L'appartement n'avait jamais connu un tel mouvement, ni une telle foule. Les maraudeurs avaient été dépêchés par l'Ordre pour aider le jeune couple à déménager, tout en assurant leur sécurité jusqu'à leur nouvelle demeure. Mary s'était greffée au groupe, et ainsi ils avaient espéré terminer rapidement, mais ils avaient passé la première soirée, ou nuit au regard de leur heure de retour, à débattre des derniers événements. Lily avait attendu une heure convenable avant de téléphoner à ses parents pour annuler leur entrevue, puis James avait été obligé de retirer les décorations du sapin, entreprise qu'il avait alors jugée primordiale. Ensuite, il avait fallu trouver des cartons, emballer, scotcher, et miniaturiser ce qui pouvait l'être. Ils ne pouvaient pas s'encombrer, d'autant plus qu'ils devaient rejoindre leur nouvelle habitation en voiture. Alastor avait insisté sur ce point, en prétendant que cela attirerait moins l'attention. Des leurres devaient leur permettre de partir à l'aube, soit dans quelques heures à peine. Mais en dépit du temps qui s'écoulait rapidement, l'appartement ressemblait plus à une boutique éventrée qu'à un lieu habitable.

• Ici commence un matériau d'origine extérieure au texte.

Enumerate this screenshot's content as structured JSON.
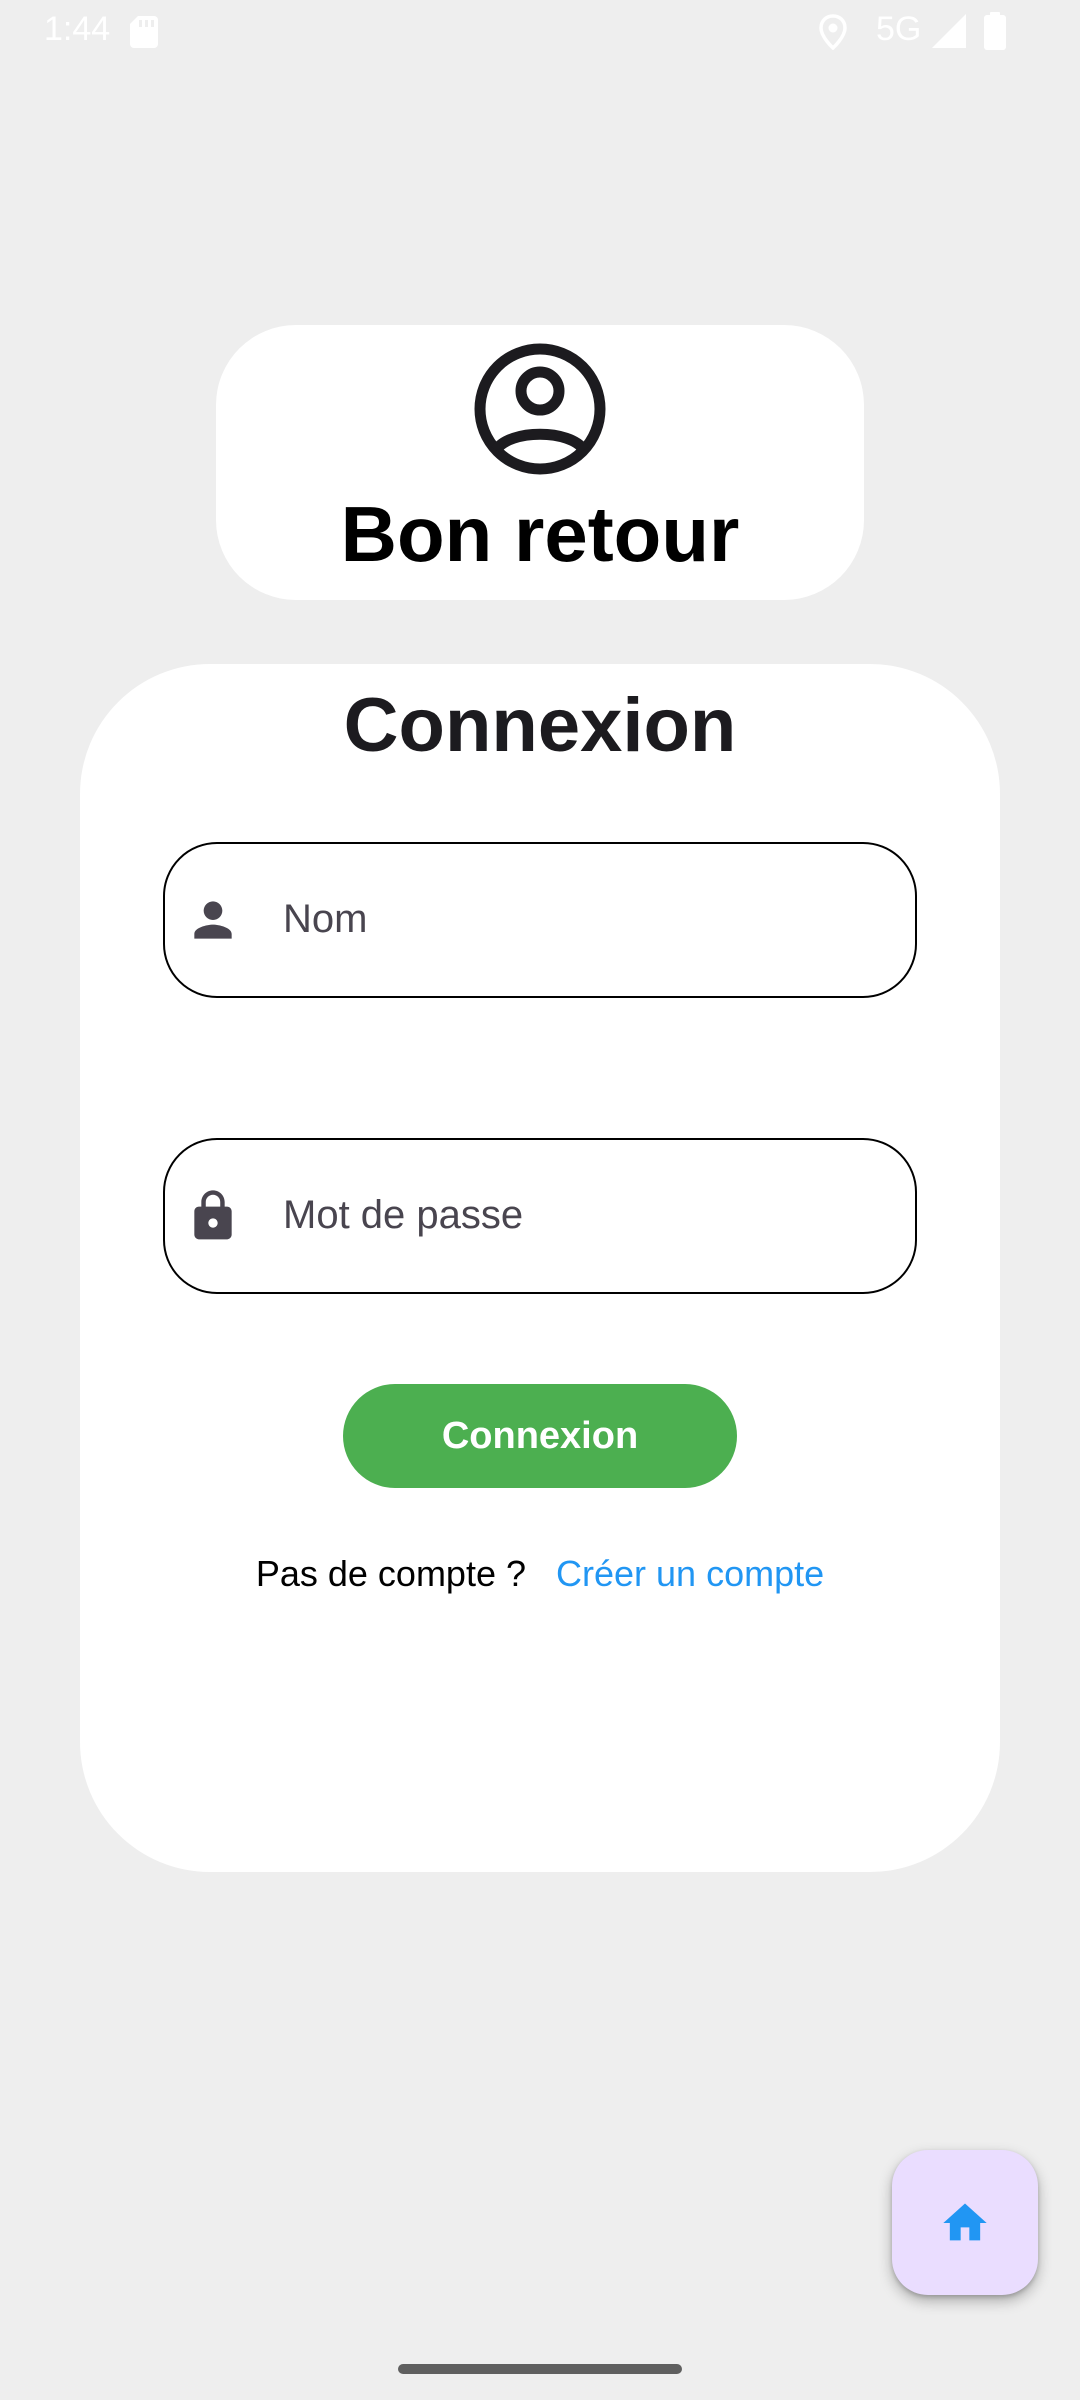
{
  "status_bar": {
    "time": "1:44",
    "network": "5G",
    "icons": [
      "sd-card-icon",
      "location-icon",
      "signal-icon",
      "battery-icon"
    ]
  },
  "welcome": {
    "icon": "account-circle-icon",
    "title": "Bon retour"
  },
  "login": {
    "title": "Connexion",
    "name_field": {
      "icon": "person-icon",
      "placeholder": "Nom",
      "value": ""
    },
    "password_field": {
      "icon": "lock-icon",
      "placeholder": "Mot de passe",
      "value": ""
    },
    "submit_label": "Connexion",
    "no_account_text": "Pas de compte ?",
    "signup_link": "Créer un compte"
  },
  "fab": {
    "icon": "home-icon"
  },
  "colors": {
    "background": "#eeeeee",
    "card": "#ffffff",
    "primary_button": "#4caf50",
    "link": "#2196f3",
    "fab_background": "#eaddff"
  }
}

_ Lily, tu as vu les assiettes du service ? Demanda James, après avoir ouvert tous les placards de la cuisine, sans succès.

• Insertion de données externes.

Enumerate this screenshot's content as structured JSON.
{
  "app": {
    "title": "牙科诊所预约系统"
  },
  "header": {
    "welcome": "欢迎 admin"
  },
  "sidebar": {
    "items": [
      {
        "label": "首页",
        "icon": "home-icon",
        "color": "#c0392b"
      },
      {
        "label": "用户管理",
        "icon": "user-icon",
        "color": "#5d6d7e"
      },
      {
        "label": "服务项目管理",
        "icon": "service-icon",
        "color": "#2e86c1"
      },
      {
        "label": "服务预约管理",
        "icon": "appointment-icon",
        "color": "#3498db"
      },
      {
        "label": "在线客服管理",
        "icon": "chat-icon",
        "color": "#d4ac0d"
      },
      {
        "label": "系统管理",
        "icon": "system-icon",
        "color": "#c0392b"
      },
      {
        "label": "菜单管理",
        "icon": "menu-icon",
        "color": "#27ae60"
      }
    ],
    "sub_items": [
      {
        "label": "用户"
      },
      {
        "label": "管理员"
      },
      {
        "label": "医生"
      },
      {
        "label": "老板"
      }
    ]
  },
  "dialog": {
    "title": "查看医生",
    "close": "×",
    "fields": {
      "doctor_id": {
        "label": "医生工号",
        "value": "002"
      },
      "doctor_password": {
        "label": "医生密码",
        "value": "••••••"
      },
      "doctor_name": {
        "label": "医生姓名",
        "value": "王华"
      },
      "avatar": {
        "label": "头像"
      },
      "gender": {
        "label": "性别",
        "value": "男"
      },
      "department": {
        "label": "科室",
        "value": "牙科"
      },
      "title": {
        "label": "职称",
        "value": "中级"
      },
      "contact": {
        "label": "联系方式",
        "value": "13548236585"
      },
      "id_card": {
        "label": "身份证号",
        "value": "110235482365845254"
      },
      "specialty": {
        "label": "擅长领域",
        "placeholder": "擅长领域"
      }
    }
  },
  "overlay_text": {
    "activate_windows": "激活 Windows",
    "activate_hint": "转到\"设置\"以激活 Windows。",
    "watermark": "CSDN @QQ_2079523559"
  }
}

_ Dans le placard, près de Nyx, répondit une voix provenant de la chambre.
Le jeune homme se retourna du côté de la chouette, mais voyant que celle-ci ne le laisserait sûrement pas passer immédiatement, il préféra renoncer aux assiettes pour un temps. Enjambant le carton renfermant les verres, il rejoignit le salon pour s'occuper du canapé, qui semblait poser problème à Peter. Sirius faisait des allers-retours vers les deux voitures qu'ils avaient louées, emportant à chaque fois plus de gâteaux que de cartons, ce que Mary ne s'était d'ailleurs pas privée de lui reprocher.
_ Que veux-tu, les grands événements me creusent l'appétit, avait répondu le jeune homme, avant de mordre dans un muffin sous le nez de la jeune femme.
Au fond, il était bien le seul à ressentir ce besoin de manger. Le jeune couple avait à peine touché à un repas complet depuis l'entrevue avec Dumbledore. Ils avaient le visage cerné, ce que certains auraient pu considérer comme le signe d'un cruel manque de sommeil. Mais il était aisé de deviner que leur trouble ne s'arrêtait pas seulement là. Il n'y avait qu'à regarder la façon dont ils évoluaient dans les pièces, la façon dont leurs regards s'arrêtaient sur quelque détail. Il s'agissait de leur premier appartement. Du premier lieu où ils avait commencé leur vie ensemble. Jamais il n'aurait pensé devoir le quitter aussi rapidement, surtout pas de cette manière. De plus, ils ne savaient pas à quoi ressemblait leur nouveau "chez eux".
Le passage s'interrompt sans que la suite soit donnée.